I haven't read these line by line.  But for hospitals, CMS clearly asks them to post negotiated rates per payor, and CMS then asks them to post lowest and highest negotiated rate "anonymously."  If I've listed ten payer rates by name from 1 to 10 for cost, then posting the lowest & highest rates anonymously seems impossible.


With all the fuss about transparency, all CMS prices have been posted online for a decade or two, physician offices, imaging, lab tests, hospital based surgery, inpatient, outpatient, drug prices, and so on.   Nothing secret about all of that.

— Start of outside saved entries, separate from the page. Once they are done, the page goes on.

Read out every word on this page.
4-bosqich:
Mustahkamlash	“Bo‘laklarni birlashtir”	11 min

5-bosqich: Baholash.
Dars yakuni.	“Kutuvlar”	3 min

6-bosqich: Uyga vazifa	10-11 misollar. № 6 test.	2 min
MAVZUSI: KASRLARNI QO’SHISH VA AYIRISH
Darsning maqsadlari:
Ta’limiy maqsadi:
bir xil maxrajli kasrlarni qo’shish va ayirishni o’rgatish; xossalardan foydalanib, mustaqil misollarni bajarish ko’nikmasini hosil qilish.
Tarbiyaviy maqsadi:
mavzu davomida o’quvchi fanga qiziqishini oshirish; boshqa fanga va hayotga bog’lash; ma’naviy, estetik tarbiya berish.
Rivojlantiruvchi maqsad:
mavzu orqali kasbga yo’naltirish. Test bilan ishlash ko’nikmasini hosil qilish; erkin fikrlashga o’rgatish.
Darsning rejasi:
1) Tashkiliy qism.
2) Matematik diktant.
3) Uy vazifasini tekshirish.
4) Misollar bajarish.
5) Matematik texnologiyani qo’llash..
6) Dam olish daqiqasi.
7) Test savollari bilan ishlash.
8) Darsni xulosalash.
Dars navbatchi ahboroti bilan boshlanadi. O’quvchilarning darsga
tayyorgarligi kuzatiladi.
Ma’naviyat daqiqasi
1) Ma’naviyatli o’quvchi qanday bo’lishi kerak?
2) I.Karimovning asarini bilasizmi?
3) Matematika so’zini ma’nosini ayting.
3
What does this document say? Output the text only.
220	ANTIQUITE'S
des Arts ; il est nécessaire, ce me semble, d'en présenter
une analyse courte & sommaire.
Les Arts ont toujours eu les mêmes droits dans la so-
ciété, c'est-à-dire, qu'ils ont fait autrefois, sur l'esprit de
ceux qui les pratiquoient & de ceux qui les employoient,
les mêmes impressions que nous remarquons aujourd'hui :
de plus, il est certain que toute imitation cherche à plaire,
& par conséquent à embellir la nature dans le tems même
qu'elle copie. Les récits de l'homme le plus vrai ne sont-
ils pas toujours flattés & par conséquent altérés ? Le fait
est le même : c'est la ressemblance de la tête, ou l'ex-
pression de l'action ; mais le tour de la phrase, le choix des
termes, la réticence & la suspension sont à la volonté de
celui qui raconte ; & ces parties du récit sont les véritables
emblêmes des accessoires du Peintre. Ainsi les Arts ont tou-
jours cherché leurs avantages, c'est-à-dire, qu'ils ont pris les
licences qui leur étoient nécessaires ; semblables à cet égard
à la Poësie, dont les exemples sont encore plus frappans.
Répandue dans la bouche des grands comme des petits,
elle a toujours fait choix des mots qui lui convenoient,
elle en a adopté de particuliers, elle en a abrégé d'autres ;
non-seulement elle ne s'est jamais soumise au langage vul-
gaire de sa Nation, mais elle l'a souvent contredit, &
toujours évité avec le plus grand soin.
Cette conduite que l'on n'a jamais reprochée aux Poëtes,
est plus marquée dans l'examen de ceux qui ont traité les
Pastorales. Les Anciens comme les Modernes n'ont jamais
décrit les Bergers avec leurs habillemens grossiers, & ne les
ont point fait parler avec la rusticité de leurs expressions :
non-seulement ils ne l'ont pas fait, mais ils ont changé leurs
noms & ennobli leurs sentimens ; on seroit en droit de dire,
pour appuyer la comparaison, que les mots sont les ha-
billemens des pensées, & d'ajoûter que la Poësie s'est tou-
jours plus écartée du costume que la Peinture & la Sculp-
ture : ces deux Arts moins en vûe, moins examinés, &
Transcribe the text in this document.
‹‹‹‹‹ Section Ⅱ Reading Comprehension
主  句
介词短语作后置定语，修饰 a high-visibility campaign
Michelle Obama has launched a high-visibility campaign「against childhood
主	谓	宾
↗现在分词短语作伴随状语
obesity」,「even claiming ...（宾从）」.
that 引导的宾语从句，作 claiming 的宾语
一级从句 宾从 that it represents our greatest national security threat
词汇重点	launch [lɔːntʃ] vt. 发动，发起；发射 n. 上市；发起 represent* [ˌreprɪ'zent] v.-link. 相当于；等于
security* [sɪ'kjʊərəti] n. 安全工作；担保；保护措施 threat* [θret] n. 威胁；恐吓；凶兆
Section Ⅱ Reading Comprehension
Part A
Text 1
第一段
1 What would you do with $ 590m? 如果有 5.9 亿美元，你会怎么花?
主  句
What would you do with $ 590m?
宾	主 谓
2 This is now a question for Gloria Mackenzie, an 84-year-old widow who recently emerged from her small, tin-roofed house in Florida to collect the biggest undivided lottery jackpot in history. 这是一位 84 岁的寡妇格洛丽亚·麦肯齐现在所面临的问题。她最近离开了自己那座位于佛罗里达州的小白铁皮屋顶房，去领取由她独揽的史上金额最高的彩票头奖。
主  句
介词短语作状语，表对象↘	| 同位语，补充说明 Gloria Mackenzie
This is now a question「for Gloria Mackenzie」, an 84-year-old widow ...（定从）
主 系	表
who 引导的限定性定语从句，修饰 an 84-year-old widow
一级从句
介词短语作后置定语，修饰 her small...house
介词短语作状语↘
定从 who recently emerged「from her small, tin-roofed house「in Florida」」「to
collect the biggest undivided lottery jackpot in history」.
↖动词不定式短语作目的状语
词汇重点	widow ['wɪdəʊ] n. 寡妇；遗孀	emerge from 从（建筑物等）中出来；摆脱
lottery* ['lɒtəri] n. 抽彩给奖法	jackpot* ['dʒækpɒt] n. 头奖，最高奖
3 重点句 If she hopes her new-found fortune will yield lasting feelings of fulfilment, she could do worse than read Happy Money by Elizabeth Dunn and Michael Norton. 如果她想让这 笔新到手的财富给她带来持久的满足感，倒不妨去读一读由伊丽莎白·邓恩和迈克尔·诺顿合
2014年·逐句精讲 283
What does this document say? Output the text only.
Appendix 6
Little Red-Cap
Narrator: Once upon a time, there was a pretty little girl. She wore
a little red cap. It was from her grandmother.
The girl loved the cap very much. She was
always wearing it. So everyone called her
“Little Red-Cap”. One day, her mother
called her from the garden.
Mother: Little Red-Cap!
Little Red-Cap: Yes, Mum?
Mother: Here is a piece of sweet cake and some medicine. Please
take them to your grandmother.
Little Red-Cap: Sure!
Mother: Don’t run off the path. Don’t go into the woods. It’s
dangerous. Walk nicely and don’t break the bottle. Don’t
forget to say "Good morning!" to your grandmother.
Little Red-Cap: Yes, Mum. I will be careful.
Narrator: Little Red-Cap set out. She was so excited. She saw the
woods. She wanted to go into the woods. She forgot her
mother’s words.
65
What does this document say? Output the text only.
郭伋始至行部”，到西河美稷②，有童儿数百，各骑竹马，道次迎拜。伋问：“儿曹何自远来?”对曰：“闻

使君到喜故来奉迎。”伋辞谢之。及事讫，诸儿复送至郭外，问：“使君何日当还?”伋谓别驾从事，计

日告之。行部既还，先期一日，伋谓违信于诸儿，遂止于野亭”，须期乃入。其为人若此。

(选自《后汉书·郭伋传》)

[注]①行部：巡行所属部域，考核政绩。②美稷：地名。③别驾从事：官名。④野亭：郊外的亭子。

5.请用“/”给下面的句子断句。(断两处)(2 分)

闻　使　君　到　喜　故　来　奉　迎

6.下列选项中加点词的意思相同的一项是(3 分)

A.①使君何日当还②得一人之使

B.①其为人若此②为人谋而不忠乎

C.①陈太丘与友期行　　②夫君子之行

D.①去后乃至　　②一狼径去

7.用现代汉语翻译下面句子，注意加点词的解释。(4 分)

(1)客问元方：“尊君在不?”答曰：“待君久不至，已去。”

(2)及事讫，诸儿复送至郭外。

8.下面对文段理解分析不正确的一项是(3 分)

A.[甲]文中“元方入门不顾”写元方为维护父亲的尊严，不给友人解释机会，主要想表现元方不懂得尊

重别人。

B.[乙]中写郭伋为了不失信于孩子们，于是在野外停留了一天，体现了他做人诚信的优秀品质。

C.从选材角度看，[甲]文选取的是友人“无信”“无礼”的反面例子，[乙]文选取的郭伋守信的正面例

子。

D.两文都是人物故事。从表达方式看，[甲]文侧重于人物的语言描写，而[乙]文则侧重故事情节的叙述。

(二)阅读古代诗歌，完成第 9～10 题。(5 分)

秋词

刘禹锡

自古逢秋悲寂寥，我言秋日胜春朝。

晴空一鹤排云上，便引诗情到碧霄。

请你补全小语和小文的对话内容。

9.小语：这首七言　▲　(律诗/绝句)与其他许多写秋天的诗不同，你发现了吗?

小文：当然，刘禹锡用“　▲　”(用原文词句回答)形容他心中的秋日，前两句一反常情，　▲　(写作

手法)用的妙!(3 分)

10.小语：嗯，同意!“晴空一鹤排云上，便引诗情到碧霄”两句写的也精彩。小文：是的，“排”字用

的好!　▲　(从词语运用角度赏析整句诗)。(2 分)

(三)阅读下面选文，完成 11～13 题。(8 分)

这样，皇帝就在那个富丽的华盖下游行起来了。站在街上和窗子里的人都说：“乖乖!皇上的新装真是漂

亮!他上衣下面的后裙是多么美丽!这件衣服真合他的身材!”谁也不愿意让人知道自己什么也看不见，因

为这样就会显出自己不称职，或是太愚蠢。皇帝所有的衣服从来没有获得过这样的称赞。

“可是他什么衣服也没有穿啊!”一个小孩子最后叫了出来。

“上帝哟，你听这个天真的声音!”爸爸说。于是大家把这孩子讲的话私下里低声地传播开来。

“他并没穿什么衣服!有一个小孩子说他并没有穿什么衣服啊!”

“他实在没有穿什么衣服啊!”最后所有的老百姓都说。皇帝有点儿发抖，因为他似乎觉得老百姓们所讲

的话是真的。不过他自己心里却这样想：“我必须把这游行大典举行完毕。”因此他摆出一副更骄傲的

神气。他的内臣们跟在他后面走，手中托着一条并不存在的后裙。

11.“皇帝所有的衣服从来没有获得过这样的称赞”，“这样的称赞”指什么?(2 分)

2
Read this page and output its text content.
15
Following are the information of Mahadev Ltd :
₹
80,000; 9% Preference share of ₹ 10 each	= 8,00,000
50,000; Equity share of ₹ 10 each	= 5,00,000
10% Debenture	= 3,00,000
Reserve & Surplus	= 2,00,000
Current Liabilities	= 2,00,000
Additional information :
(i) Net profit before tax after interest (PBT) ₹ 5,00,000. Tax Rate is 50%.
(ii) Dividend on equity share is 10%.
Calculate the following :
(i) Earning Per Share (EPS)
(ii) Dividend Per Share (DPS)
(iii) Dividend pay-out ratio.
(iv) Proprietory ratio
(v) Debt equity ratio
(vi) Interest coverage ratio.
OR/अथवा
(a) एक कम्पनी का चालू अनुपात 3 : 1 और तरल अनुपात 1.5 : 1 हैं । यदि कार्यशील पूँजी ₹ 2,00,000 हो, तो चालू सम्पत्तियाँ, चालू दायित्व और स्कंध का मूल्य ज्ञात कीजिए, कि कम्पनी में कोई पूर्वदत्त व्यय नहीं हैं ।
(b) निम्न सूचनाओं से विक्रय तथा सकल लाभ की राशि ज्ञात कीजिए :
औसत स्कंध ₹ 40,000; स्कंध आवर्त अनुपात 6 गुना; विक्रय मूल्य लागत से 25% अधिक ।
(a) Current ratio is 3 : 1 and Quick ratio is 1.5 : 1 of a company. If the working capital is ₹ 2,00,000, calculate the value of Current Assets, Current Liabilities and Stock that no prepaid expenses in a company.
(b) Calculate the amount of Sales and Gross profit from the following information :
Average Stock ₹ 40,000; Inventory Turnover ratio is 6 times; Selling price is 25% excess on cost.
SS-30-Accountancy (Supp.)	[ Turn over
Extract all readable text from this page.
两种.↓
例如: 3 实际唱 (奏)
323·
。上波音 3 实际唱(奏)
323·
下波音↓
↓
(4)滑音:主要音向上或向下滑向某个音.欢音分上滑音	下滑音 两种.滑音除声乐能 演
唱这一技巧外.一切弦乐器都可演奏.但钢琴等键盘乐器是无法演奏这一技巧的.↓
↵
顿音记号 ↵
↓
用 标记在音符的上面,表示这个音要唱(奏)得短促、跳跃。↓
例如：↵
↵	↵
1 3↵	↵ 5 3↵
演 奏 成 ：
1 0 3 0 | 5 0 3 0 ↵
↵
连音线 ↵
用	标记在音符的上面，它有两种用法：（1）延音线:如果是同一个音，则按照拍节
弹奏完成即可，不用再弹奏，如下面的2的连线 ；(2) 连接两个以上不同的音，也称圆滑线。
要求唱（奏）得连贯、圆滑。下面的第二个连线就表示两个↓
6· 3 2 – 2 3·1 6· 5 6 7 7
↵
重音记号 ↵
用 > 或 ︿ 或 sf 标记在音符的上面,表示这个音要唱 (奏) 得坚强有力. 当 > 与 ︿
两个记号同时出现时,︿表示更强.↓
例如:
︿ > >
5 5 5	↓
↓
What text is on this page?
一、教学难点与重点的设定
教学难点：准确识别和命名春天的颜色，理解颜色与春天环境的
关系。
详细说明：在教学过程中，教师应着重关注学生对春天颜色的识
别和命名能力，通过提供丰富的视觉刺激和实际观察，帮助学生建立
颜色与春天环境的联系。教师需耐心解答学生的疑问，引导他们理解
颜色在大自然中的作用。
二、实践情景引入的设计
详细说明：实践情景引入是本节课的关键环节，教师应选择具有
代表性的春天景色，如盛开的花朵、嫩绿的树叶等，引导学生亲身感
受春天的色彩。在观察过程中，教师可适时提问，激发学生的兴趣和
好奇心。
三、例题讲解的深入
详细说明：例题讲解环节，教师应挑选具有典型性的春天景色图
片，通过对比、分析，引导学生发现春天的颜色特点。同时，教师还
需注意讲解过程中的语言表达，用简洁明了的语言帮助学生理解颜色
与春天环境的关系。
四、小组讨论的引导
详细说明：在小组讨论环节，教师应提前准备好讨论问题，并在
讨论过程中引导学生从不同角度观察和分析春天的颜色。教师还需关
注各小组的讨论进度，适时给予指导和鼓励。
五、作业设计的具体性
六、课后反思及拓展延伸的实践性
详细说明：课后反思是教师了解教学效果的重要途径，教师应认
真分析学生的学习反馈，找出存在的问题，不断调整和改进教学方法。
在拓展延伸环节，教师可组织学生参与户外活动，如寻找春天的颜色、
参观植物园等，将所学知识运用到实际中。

And with commercial insurers, while there has never been mandatory posting of contracted rates, either from the hospital side nor from the payer side, there's one thing hiding in plain site.  These rates are sent out by the millions, tens of millions, hundreds of millions, into the public space via Explanations of Benefits.   I know if my imaging center charged BCBS $1200, got paid $319, and my copay was $35.   I know if my doctor charged BCBS $225 for an office visit, got paid $87, and my copay was $20.   While these circulate by email, by postal mail, such agreements and rates circulate in society in hundreds of millions of documents.  Easy to access?  No.  But different in a fundamental way from a true "secret."